Multipoint Control Unit/Gateway video conferencing system

Accord Video Telecommunications is one of the hottest names in communications in Israel, with a significant step in the door of a market growing by leaps and bounds. Whether or not the company is a start-up, with 110 employees and a sales turnover last year of $10 million, is for the venture capital funds invested in it to say. Accord has so far received $17 million from Israeli funds Concord, Nitzanim, Star and Veritas, and foreign funds Gilde and ATV.

Accord Video Telecommunications develops and markets multipoint control video conferencing units that enable many participants to all be viewed on the screen. It combines video switching, audio mixing and data routing,

Accord was established in 1993 by Gideon Rosenfeld and Sigi Gavish. Rosenfeld, a pioneer in Israeli high tech, was one of the builders of the first mainframe computer at the Weizmann Institute, served as vice president for development at Scitex in the glorious days of Efi Arzi, and was a manager at Orbot Instruments. Gavish came with fifteen years' experience in building switches at Tadiran behind him.

Accord managed to recruit two major players from its main competitor VideoServer: Jules De Vinier, who serves as company chairman, and Phillip Keenan, executive vice president for marketing and sales. Last year, Rosenfeld passed away, and Gavish remained as head of the company's activities in Israel.

The advantage of Accord's products lies in the fact that they integrate into existing systems. The company's customers are divided into two categories: customers who purchase the equipment in order to upgrade existing systems (these represent 60% of sales, and include Microsoft, Nortel, the German federal police, Credit Suisse Bank and the US Treasury Department); and the others are video conferencing service providers (which include the big names such as France Telecom, Sprint, MCI and Deutsche Telekom). Twenty-two of the thirty service providers in this area are already Accord customers.
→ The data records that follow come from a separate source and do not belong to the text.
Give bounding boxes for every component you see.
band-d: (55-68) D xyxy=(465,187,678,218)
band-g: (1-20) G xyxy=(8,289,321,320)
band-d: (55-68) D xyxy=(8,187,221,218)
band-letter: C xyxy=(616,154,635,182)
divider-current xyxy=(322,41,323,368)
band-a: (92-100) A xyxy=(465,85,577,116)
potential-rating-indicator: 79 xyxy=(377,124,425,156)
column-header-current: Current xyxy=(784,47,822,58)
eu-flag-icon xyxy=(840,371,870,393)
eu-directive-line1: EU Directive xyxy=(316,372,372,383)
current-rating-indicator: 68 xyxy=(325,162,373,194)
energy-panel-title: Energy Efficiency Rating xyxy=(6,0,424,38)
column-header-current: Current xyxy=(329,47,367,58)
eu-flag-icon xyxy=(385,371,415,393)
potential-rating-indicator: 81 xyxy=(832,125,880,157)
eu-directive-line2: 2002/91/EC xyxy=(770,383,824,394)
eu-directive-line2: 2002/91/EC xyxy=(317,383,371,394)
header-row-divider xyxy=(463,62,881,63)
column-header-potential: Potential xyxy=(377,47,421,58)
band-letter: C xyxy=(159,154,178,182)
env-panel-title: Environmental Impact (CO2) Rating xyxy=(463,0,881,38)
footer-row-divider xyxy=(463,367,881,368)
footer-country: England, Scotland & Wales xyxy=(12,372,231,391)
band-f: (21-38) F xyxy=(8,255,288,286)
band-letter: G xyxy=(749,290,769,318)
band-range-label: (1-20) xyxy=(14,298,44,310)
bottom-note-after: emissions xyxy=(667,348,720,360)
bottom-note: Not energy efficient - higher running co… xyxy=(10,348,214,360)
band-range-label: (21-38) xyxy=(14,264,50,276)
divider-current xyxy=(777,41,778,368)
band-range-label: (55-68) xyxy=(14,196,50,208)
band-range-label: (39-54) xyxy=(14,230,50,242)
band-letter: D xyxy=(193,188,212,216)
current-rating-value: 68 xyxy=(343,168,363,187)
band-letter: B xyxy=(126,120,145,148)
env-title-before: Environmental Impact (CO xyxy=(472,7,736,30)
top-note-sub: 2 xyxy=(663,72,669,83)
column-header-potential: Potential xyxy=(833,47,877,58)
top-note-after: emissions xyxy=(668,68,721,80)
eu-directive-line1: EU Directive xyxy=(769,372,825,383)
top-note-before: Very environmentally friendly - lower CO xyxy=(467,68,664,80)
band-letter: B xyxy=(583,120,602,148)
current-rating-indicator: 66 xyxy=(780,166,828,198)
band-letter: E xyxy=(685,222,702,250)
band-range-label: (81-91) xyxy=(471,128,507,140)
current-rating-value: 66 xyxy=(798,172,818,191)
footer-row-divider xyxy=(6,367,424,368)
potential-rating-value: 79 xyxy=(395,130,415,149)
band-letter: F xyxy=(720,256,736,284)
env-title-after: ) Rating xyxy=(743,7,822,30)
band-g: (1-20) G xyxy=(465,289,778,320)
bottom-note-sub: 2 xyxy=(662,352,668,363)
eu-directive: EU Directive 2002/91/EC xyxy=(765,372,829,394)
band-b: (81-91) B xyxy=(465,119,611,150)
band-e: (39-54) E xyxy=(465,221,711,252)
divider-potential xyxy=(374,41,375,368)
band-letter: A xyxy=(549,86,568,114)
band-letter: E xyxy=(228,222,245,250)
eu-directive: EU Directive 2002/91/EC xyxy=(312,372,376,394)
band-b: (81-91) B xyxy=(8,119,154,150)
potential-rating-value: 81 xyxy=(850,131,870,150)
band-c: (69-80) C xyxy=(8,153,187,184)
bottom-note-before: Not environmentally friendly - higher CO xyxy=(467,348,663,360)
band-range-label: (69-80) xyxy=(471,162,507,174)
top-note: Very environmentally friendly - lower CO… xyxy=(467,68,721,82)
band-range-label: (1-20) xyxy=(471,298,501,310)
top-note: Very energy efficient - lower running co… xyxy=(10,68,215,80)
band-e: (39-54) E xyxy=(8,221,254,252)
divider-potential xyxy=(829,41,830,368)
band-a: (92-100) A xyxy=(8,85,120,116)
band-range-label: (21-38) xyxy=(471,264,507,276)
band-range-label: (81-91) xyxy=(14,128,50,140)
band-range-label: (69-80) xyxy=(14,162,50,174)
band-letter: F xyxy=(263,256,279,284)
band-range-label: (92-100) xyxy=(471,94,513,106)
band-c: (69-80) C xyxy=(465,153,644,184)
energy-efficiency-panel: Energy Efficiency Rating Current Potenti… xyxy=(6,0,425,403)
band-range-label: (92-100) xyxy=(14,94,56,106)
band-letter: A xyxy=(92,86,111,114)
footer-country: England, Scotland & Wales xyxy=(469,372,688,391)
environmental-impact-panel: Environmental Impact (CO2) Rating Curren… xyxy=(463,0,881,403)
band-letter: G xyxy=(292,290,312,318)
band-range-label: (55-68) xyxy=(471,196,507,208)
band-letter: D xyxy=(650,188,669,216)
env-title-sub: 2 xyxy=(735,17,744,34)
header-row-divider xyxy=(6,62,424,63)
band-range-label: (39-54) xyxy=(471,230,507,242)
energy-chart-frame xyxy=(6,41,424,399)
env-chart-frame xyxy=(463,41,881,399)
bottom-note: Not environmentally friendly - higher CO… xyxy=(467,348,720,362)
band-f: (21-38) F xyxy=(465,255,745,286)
This is an ever growing market, constantly adding new applications. One of them is distance learning in educational institutions, a field that is very heavily supported in the US by the government. It is expected to be an Internet star in the future, but, at the moment, bandwidth is not sufficiently wide to support it. Another application is Telemedicine - the use of computerized communications to assist in diagnosis of diseases and distance medical procedures - a field that gathering momentum.

Business Card

Name: Accord Video Telecommunications

Established: 1993

Product: Multipoint Control Unit/Gateway video conferencing system

Employees: 110

Market: Organizations

Customers: Microsoft, Nortel, German Federal Police, Credit Suisse Bank, US Treasury Department, France Telecom, Sprint, MCI, Deutsche Telekom

Competition: VideoServer, Lucent

Another market trend that makes Accord a company with large potential is the significant lowering in the cost of equipment for video conferencing in general. Keenan says that prices will drop 90% within two years. "A corporate station, which cost $50,000 two years ago, can now be purchased for $5,000. Apart from that, it is no longer necessary to allocate a special room to install the equipment, which can now be moved around on a trolley. The market is therefore growing, and corporations can afford to purchase it." The system Accord developed costs $50,000-$500,000 and an organization needs to purchase only one.

Keenan says that only 1-2% of corporate conference rooms are equipped with such systems, and the potential market is therefore huge. De Vinier says the market is expected to start using video conferencing on PCs, and Accord has software that supports this. The company has just come out with a product that connects between IP (internet Protocol) and ISDN. This is another, unique, module for Accord's product.

Both VideoServer, its main competitor, and Lucent has developed similar equipment. However, according to the company personnel, the two competitors have lower quality technologies. Keenan says Accord's advantages are: the interface, the option to enlarge the system as demands increase, and the ability to diagnose problems from afar.

Accord Video Telecommunication's R&D center and headquarters are located in Petach Tikva, Israel, and it has offices in Atlanta, GA, and in the London area.

Gavish says the company expects to hold a private placement towards year-end for $10-15 million, or an IPO, depending on market conditions. The company posted profits in the last two quarters of 1998, and it plans to double sales this year, and increase R&D by 50%.